Краткая история мысли. Трактат по философии для подрастающего поколения | страница 62



Воскресает не только душа, воскресает все «соединение души и тела», а значит — конкретный человек как таковой. Когда Иисус является ученикам после своей смерти, то, чтобы устранить все сомнения, он предлагает им прикоснуться к нему и, в доказательство своей «материальности», просит дать ему еды и ест перед учениками: «Если же Дух Того, Кто воскресил из мертвых Иисуса, живет в вас, то Воскресивший Христа из мертвых оживит и ваши смертные тела Духом Своим, живущим в вас»[48].

И не важно, что все это трудно и даже невозможно себе представить: в каком теле мы воскреснем, в каком возрасте, что означает «духовное тело», «прославленное тело» и т. п.? И не важно, что воскрешение является частью непостижимых тайн Откровения, которое, на взгляд христиан, выходит далеко за рамки нашего понимания. Все равно христианское учение не вызывает никаких сомнений.

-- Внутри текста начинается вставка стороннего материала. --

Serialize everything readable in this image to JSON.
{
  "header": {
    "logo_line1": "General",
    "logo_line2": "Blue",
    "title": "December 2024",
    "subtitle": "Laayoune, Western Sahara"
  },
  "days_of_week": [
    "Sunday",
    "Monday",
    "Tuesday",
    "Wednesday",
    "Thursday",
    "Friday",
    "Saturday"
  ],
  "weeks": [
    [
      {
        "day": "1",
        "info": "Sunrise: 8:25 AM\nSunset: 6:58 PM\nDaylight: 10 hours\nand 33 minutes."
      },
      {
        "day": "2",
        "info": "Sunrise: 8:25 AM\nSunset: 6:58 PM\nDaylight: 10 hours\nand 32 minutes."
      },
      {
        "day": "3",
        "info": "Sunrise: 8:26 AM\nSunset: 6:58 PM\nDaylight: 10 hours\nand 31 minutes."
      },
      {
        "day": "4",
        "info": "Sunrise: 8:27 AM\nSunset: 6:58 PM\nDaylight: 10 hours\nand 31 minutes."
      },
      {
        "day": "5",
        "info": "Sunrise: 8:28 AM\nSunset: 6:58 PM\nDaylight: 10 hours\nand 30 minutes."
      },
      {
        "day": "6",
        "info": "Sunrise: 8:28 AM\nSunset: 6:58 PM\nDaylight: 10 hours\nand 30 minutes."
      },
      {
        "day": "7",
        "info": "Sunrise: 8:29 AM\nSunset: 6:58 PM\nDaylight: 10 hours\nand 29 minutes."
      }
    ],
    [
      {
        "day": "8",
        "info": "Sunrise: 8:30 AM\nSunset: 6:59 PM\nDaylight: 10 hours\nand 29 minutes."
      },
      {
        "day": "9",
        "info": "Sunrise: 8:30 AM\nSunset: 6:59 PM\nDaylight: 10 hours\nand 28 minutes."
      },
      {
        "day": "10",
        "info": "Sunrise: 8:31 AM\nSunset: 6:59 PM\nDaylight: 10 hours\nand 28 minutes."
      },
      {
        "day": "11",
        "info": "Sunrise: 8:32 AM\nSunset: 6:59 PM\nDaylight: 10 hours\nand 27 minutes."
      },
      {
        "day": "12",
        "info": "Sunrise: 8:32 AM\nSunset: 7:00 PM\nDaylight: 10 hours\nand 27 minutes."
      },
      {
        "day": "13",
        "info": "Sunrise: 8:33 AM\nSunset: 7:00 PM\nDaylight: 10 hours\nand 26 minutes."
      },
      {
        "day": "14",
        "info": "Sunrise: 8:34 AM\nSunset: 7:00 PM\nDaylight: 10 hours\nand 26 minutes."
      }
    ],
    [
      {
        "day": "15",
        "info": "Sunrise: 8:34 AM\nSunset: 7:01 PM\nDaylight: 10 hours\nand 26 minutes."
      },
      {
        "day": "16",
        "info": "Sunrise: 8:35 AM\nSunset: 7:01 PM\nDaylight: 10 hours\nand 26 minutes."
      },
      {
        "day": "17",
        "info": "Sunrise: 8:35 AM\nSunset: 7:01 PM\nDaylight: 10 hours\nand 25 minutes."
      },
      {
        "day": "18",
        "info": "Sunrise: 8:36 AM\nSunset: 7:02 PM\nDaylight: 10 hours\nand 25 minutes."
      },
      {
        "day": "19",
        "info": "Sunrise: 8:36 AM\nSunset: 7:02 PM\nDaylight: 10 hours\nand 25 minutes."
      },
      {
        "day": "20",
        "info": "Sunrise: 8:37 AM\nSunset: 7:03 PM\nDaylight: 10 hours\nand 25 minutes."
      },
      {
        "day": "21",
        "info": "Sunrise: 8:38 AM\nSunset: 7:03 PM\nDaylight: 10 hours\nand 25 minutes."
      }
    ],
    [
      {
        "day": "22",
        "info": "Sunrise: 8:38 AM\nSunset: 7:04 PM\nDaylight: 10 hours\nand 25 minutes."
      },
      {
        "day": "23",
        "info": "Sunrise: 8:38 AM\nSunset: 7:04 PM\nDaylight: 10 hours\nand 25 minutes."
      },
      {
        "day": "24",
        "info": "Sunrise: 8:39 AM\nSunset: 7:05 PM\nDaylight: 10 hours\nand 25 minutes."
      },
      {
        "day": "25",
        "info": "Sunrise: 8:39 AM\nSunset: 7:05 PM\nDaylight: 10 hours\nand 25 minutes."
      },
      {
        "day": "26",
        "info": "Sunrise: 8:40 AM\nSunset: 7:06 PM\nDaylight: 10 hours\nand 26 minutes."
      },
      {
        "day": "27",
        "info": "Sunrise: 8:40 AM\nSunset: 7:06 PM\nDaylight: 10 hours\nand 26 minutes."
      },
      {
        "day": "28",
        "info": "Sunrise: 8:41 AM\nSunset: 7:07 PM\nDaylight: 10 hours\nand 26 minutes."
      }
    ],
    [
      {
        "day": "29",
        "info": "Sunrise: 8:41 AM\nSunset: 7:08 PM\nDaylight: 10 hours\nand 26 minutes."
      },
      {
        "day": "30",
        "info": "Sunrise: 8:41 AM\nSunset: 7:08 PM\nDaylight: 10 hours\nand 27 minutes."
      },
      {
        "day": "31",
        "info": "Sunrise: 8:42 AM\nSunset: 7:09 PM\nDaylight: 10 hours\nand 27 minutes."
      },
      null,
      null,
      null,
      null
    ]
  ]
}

Вопреки тому, что ты можешь услышать от враждебно настроенных атеистов, религия не целиком и полностью занята борьбой с телом, плотью, чувственностью. Иначе как бы она могла принять тот факт, что божественное само становится плотью в личности Христа, что логос воплощается в абсолютно материальном теле простого человека? На этом настаивает даже официальный катехизис, то есть текст, который трудно заподозрить в отклонении от общей линии:


Плоть является столпом спасения. Мы верим в Бога, являющегося создателем плоти; мы верим в Слово, ставшее плотью, чтобы искупить эту плоть; мы верим в воскрешение плоти, являющееся завершением творения и искуплением плоти. <…> Мы верим в истинное воскрешение той плоти, которой мы обладаем сейчас[49].


Поэтому не слушай тех, кто сегодня чернит христианское учение и искажает его. Можно не быть верующим — и я, честно говоря, таковым не являюсь, — но нельзя говорить, что христианство — это религия, презирающая плоть. Просто потому, что это не так.

Как ты теперь понимаешь, все и позволило христианскому учению о спасении торжествовать над философией в течение почти пятнадцати столетий.

Христианское решение проблемы нашей смертности — разумеется, при условии того, что мы верим, — безусловно, является одним из самых «эффективных»: если допускаются любовь и даже привязанность, лишь бы они были направлены на божественное в человеке, — а как раз это, как мы видели, открыто допускают Паскаль и Августин, — если конкретные люди, не ближний вообще, а сами наши близкие, являются неотъемлемой частью божественного, ибо они спасены Богом и им обещано личное воскрешение, то христианское учение о спасении оказывается единственным позволяющим нам преодолеть не только страх смерти, но и саму смерть. Обещая спасение не в анонимном и абстрактном, а в самом что ни на есть конкретном и личном плане, только оно предлагает людям благую весть наконец-то действительно свершившейся победы личного бессмертия над смертным уделом.